Prenons le texte que nous intitulerons, à défaut, "Plip plop". Tout le reste, finalement, est dans ces mots. Reste à savoir ce qui fait plip, ce qui fait plop, et quel son c'est plip et plop, s'ils sont en rythme, s'ils sont stridents ou dysharmoniques.
Je remarque, à titre introductif, que ce ce texte se compose de trois paragraphes de tailles décroissantes, ce qui signale une écriture en sprint, jusqu'à l'essouflement de la dernière phrase, et l'ultime force de poser une question, qui n'est rien qu'une invitation du sprint à se poursuivre malgré soi. Je remarque un style habité par l'effort de la tension, c'est-à-dire l'intensité. Tu ne souhaites pas particulièrement écrire, mais être inspiré, et retravailler l'inspiration à tête froide. D'où la brièveté des textes. Tu n'écris pas, tu décharges. Rassure-toi, personne n'écrit, sinon il écrit mal.
De ce style que l'on nommera intensif, je voudrais retenir trois choses (outre qu'il revêt, somme toute, la forme relativement classique dudit monologue intérieur) : il y a un style du corps, un style de la pensée, un style du délire.

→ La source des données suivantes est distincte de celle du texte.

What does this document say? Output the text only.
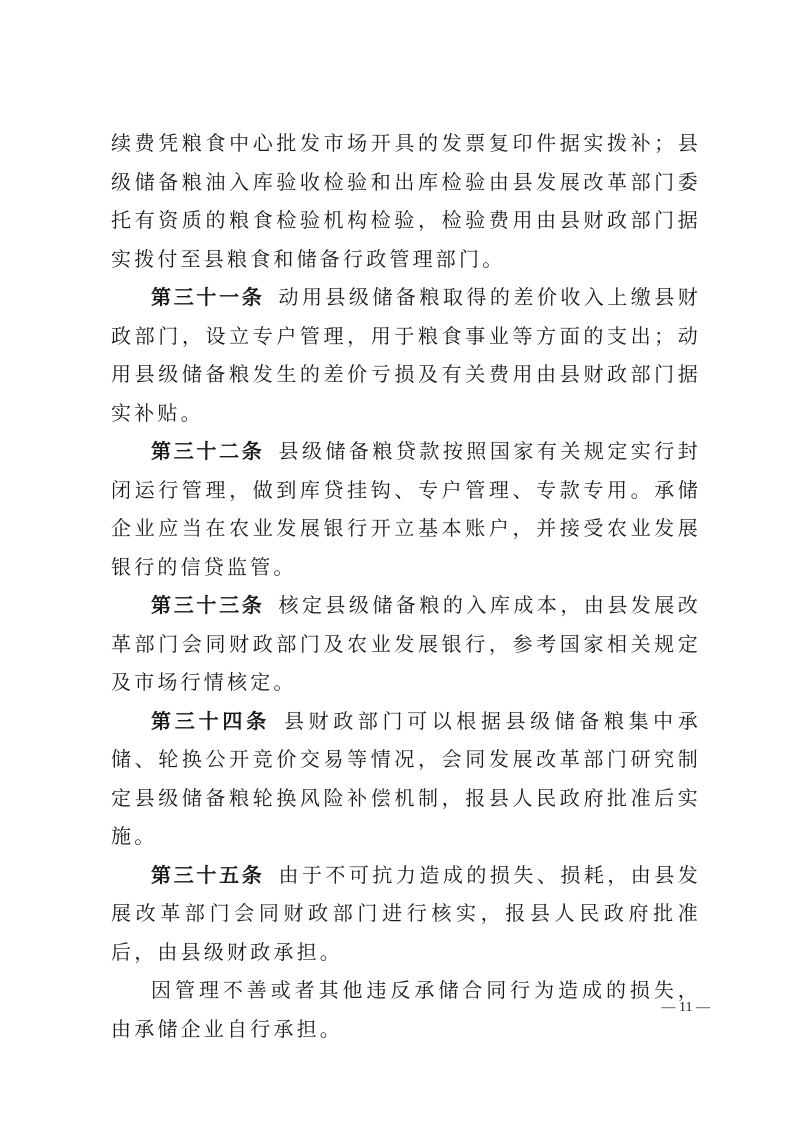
续费凭粮食中心批发市场开具的发票复印件据实拨补；县级储备粮油入库验收检验和出库检验由县发展改革部门委托有资质的粮食检验机构检验，检验费用由县财政部门据实拨付至县粮食和储备行政管理部门。

第三十一条 动用县级储备粮取得的差价收入上缴县财政部门，设立专户管理，用于粮食事业等方面的支出；动用县级储备粮发生的差价亏损及有关费用由县财政部门据实补贴。

第三十二条 县级储备粮贷款按照国家有关规定实行封闭运行管理，做到库贷挂钩、专户管理、专款专用。承储企业应当在农业发展银行开立基本账户，并接受农业发展银行的信贷监管。

第三十三条 核定县级储备粮的入库成本，由县发展改革部门会同财政部门及农业发展银行，参考国家相关规定及市场行情核定。

第三十四条 县财政部门可以根据县级储备粮集中承储、轮换公开竞价交易等情况，会同发展改革部门研究制定县级储备粮轮换风险补偿机制，报县人民政府批准后实施。

第三十五条 由于不可抗力造成的损失、损耗，由县发展改革部门会同财政部门进行核实，报县人民政府批准后，由县级财政承担。

因管理不善或者其他违反承储合同行为造成的损失，由承储企业自行承担。

— 11 —
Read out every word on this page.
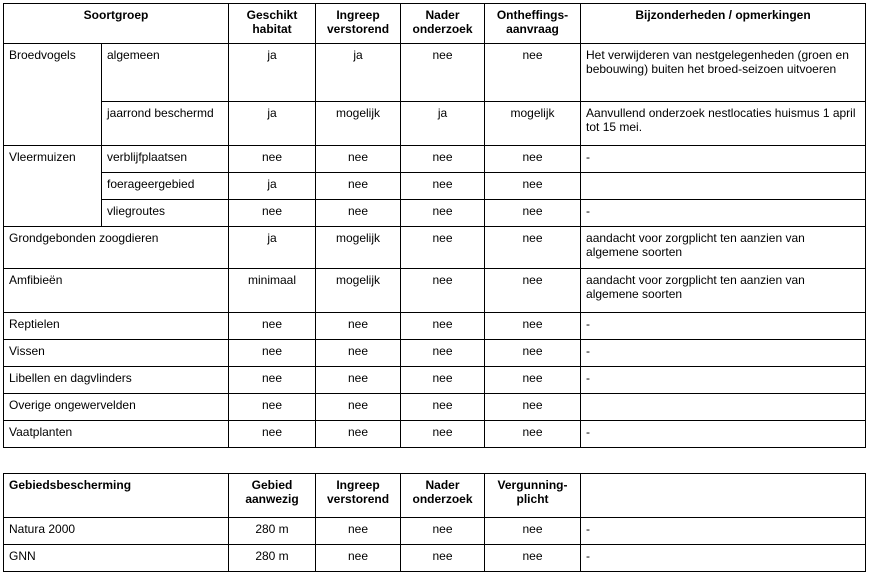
Soortgroep		Geschikt habitat	Ingreep verstorend	Nader onderzoek	Ontheffings-aanvraag	Bijzonderheden / opmerkingen
Broedvogels	algemeen	ja	ja	nee	nee	Het verwijderen van nestgelegenheden (groen en bebouwing) buiten het broed-seizoen uitvoeren
	jaarrond beschermd	ja	mogelijk	ja	mogelijk	Aanvullend onderzoek nestlocaties huismus 1 april tot 15 mei.
Vleermuizen	verblijfplaatsen	nee	nee	nee	nee	-
	foerageergebied	ja	nee	nee	nee	
	vliegroutes	nee	nee	nee	nee	-
Grondgebonden zoogdieren		ja	mogelijk	nee	nee	aandacht voor zorgplicht ten aanzien van algemene soorten
Amfibieën		minimaal	mogelijk	nee	nee	aandacht voor zorgplicht ten aanzien van algemene soorten
Reptielen		nee	nee	nee	nee	-
Vissen		nee	nee	nee	nee	-
Libellen en dagvlinders		nee	nee	nee	nee	-
Overige ongewervelden		nee	nee	nee	nee	
Vaatplanten		nee	nee	nee	nee	-

Gebiedsbescherming		Gebied aanwezig	Ingreep verstorend	Nader onderzoek	Vergunning-plicht	
Natura 2000		280 m	nee	nee	nee	-
GNN		280 m	nee	nee	nee	-
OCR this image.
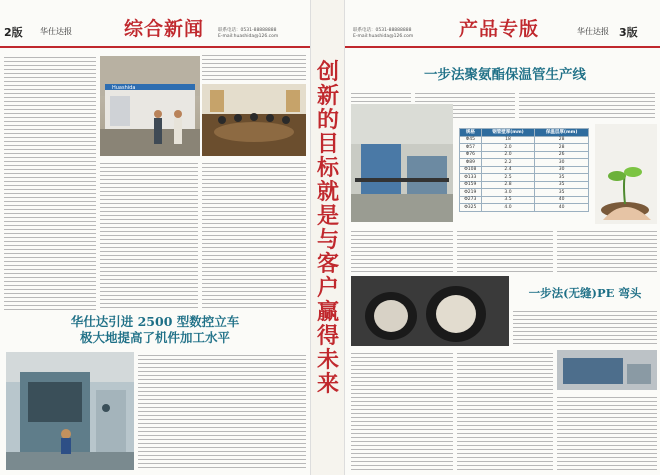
2版 华仕达报	综合新闻	联系电话：0531-88888888
E-mail:huashida@126.com
Huashida
华仕达引进 2500 型数控立车
极大地提高了机件加工水平
创新的目标就是与客户赢得未来
联系电话：0531-88888888
E-mail:huashida@126.com	产品专版	华仕达报 3版
一步法聚氨酯保温管生产线
规格	钢管壁厚(mm)	保温层厚(mm)
Φ45	18	28
Φ57	2.0	28
Φ76	2.0	26
Φ89	2.2	30
Φ108	2.4	30
Φ133	2.5	35
Φ159	2.8	35
Φ219	3.0	35
Φ273	3.5	40
Φ325	4.0	40
一步法(无缝)PE 弯头
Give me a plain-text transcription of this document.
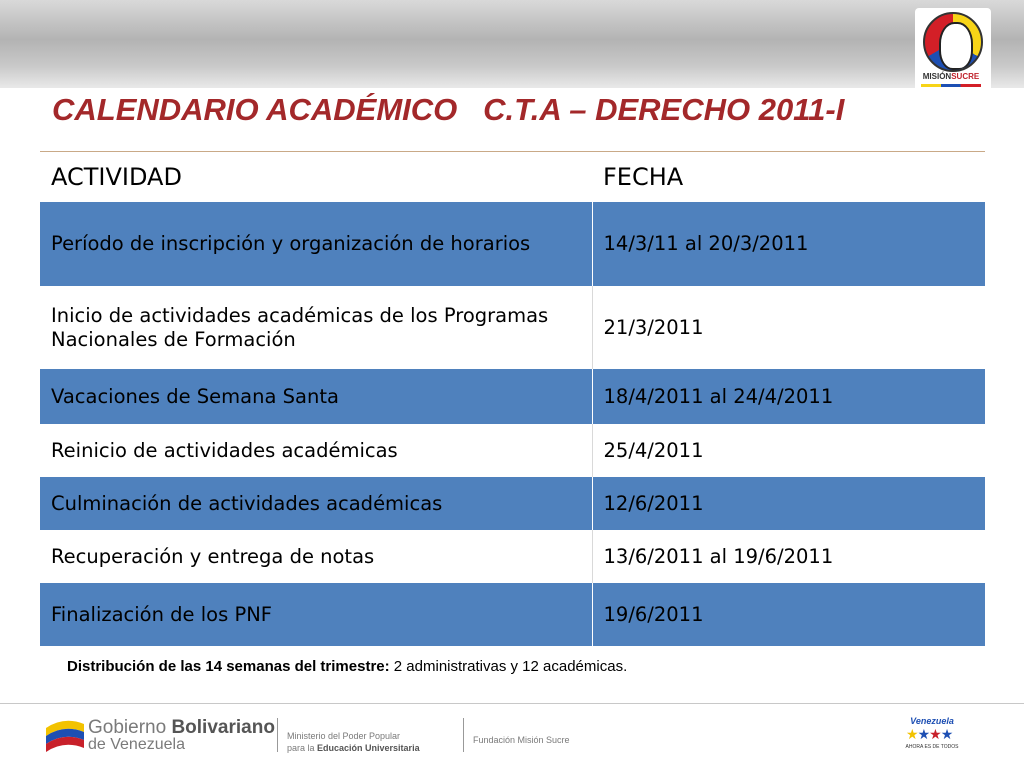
MISIÓNSUCRE
CALENDARIO ACADÉMICO   C.T.A – DERECHO 2011-I
ACTIVIDAD	FECHA
Período de inscripción y organización de horarios	14/3/11 al 20/3/2011
Inicio de actividades académicas de los Programas Nacionales de Formación	21/3/2011
Vacaciones de Semana Santa	18/4/2011 al 24/4/2011
Reinicio de actividades académicas	25/4/2011
Culminación de actividades académicas	12/6/2011
Recuperación y entrega de notas	13/6/2011 al 19/6/2011
Finalización de los PNF	19/6/2011
Distribución de las 14 semanas del trimestre: 2 administrativas y 12 académicas.
Gobierno Bolivariano
de Venezuela	Ministerio del Poder Popular
para la Educación Universitaria
Fundación Misión Sucre
Venezuela
★★★★
AHORA ES DE TODOS
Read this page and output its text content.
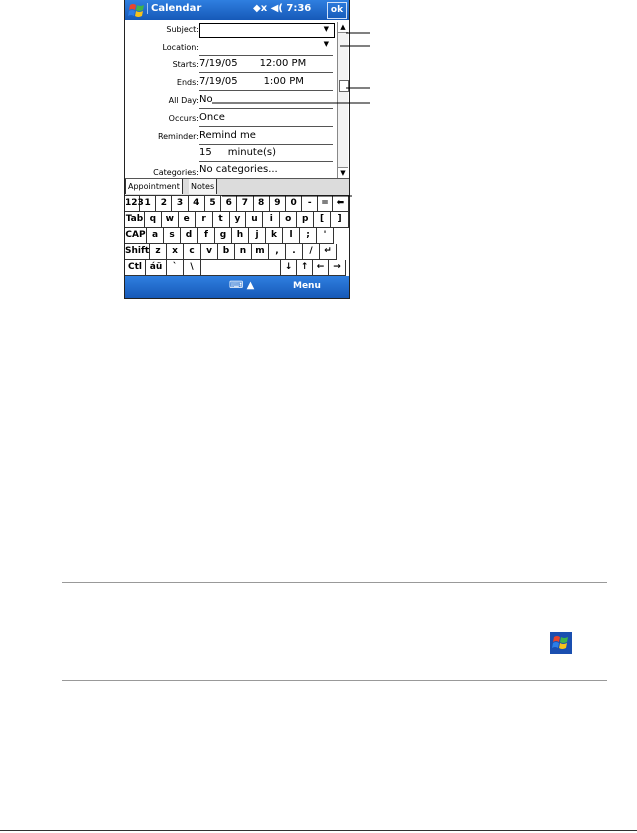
Calendar	◆x ◀( 7:36	ok
Subject:	▼
Location:	▼
Starts: 7/19/05 12:00 PM
Ends: 7/19/05	1:00 PM
All Day: No
Occurs: Once
Reminder: Remind me
15 minute(s)
Categories: No categories...
▲
▼
Appointment	Notes
123 1	2	3	4	5	6	7	8	9	0	-	= ⬅
Tab q	w	e	r	t	y	u	i	o	p	[	]
CAP a	s	d	f	g	h	j	k	l	;	'
Shift z	x	c	v	b	n	m	,	.	/	↵
Ctl áü	`	\	↓ ↑ ← →
⌨ ▲	Menu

Le premier paragraphe tout entier, c'est un style du corps. Le lieu commun de la souffrance, pour l'opinion générale, c'est que ça vient du cerveau, de l'âme (on ne comptera pas le nombre de métaphores qui se rapportent à ces images mentales de la souffrance). Tu as bien sûr remarqué comme le corps, comme motif philosophique ou littéraire, semble banni : hormis le 16ème siècle, on l'on parle encore du corps avec une réelle lucidité (Rabelais, Cervantès, Montaigne aussi), il faut attendre le Marquis de Sade pour qu'une pensée et une écriture du corps soit réinvestie dans des textes. La faute au corps expiatoire et pécheur de la religion, au fantasme grec de perfection du corps, au désir et au plaisir qui semble le mouvoir dans tous ses excès, au malheur qui peut l'abîmer dans l'obscène, l'ordurier, le violent. Le corps est refoulé du style et de la pensée jusqu'au surréalisme en littérature, et jusqu'à la moitié du 20ème en littérature. Bref, pas de corps.
Je remarque, de facto, que ton premier paragraphe se dirige vers ce style du corps, et qu'il en émane une pensée (que tu le veuilles ou non), avec des principes sous-jacents et des conséquences en puissance.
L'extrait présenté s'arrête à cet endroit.